Buying through secondary means ensures investors invest in promising companies at discounted prices. For entrepreneurs, employees, and well-known funds selling their stocks, it’s an opportunity to liquidate funds without waiting years for the anticipated exit, and without publicly declaring lower valuations than the last fundraising. For investors, it’s a genuine opportunity to invest in leading companies at low prices and with contained risk.
Most mature Israeli companies are global companies. Consequently, the influence of local developments is limited, and they are more resistant to local crises. This is another opportunity for investors to contain risk.

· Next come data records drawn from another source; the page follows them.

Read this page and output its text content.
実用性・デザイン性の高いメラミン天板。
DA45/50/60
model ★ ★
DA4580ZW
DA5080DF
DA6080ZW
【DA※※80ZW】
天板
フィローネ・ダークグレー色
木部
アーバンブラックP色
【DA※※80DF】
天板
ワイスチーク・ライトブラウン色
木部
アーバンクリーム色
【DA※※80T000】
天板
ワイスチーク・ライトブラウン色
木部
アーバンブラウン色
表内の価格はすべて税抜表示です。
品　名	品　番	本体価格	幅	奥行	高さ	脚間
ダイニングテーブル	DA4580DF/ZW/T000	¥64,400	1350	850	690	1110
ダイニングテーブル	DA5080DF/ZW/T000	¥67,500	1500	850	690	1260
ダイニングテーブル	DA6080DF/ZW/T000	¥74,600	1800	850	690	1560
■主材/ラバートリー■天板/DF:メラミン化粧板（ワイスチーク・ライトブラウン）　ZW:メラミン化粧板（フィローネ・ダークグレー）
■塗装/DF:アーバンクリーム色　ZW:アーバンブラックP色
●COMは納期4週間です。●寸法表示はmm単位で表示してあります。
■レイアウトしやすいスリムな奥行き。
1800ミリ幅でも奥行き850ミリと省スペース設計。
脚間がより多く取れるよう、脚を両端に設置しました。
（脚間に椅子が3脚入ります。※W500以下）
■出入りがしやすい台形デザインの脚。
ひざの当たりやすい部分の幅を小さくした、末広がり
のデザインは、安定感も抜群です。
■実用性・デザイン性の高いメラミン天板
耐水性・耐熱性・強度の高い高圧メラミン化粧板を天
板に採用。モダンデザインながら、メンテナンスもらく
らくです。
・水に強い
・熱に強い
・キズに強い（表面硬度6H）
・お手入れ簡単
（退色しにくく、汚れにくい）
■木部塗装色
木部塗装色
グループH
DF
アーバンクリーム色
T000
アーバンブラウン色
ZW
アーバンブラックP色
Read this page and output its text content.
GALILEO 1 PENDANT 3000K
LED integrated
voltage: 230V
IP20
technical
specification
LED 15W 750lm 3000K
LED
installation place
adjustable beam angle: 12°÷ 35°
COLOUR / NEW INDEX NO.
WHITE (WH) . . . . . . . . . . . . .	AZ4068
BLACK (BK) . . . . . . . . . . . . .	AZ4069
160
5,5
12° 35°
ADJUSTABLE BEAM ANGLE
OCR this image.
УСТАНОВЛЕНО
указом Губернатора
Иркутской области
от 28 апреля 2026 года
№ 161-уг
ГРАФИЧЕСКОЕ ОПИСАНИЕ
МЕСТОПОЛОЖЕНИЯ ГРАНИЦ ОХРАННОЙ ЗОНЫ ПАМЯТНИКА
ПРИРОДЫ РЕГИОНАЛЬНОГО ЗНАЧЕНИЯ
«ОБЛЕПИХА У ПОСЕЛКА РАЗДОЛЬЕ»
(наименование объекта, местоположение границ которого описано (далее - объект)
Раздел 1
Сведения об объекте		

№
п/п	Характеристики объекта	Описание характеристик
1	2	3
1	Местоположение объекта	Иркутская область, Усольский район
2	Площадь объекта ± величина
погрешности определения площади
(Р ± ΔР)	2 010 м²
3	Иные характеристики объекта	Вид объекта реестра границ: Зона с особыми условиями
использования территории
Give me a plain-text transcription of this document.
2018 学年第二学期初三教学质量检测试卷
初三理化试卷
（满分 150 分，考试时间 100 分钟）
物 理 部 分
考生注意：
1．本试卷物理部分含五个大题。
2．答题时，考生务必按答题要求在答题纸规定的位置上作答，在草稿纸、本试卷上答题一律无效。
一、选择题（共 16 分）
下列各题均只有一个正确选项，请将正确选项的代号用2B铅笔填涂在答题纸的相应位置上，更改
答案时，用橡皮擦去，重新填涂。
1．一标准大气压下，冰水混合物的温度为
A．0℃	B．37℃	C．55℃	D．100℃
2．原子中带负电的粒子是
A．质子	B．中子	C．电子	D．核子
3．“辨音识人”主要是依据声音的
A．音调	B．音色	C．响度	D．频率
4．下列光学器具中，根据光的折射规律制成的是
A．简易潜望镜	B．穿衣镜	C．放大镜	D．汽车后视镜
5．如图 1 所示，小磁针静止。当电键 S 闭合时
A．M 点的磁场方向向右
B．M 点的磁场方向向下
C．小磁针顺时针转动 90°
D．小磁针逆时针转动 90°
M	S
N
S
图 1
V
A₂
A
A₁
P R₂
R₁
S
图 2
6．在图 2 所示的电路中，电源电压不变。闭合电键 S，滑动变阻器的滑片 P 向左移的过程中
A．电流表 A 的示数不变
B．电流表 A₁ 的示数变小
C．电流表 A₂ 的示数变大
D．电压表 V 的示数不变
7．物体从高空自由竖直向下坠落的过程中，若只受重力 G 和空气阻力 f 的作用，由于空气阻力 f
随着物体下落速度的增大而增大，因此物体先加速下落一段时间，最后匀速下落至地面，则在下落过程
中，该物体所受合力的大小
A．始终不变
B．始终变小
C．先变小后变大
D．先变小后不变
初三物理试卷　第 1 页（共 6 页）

Short-term investments – In recent years, Israeli companies have grown into large companies with many employees. The life span of a growing private company until exit has significantly lengthened from 6 years to 15 years, and the companies are raising much more money. Therefore, investors are looking for the opposite, especially in times of uncertainty – they don’t want to be “locked” into an investment. The name of the game today is liquidity, so investors are looking for shorter-term investments: secondary deals in mature companies, closer to exit, are an excellent way for them to shorten the investment horizon.
The Israeli high-tech sector continues to grow and prosper despite geopolitical and economic challenges. Israeli technology proves its resilience and its ability to thrive even under difficult conditions. Secondary transactions are an efficient tool for investment in this market, allowing investors to enjoy the many advantages of Israeli technology while mitigating risks.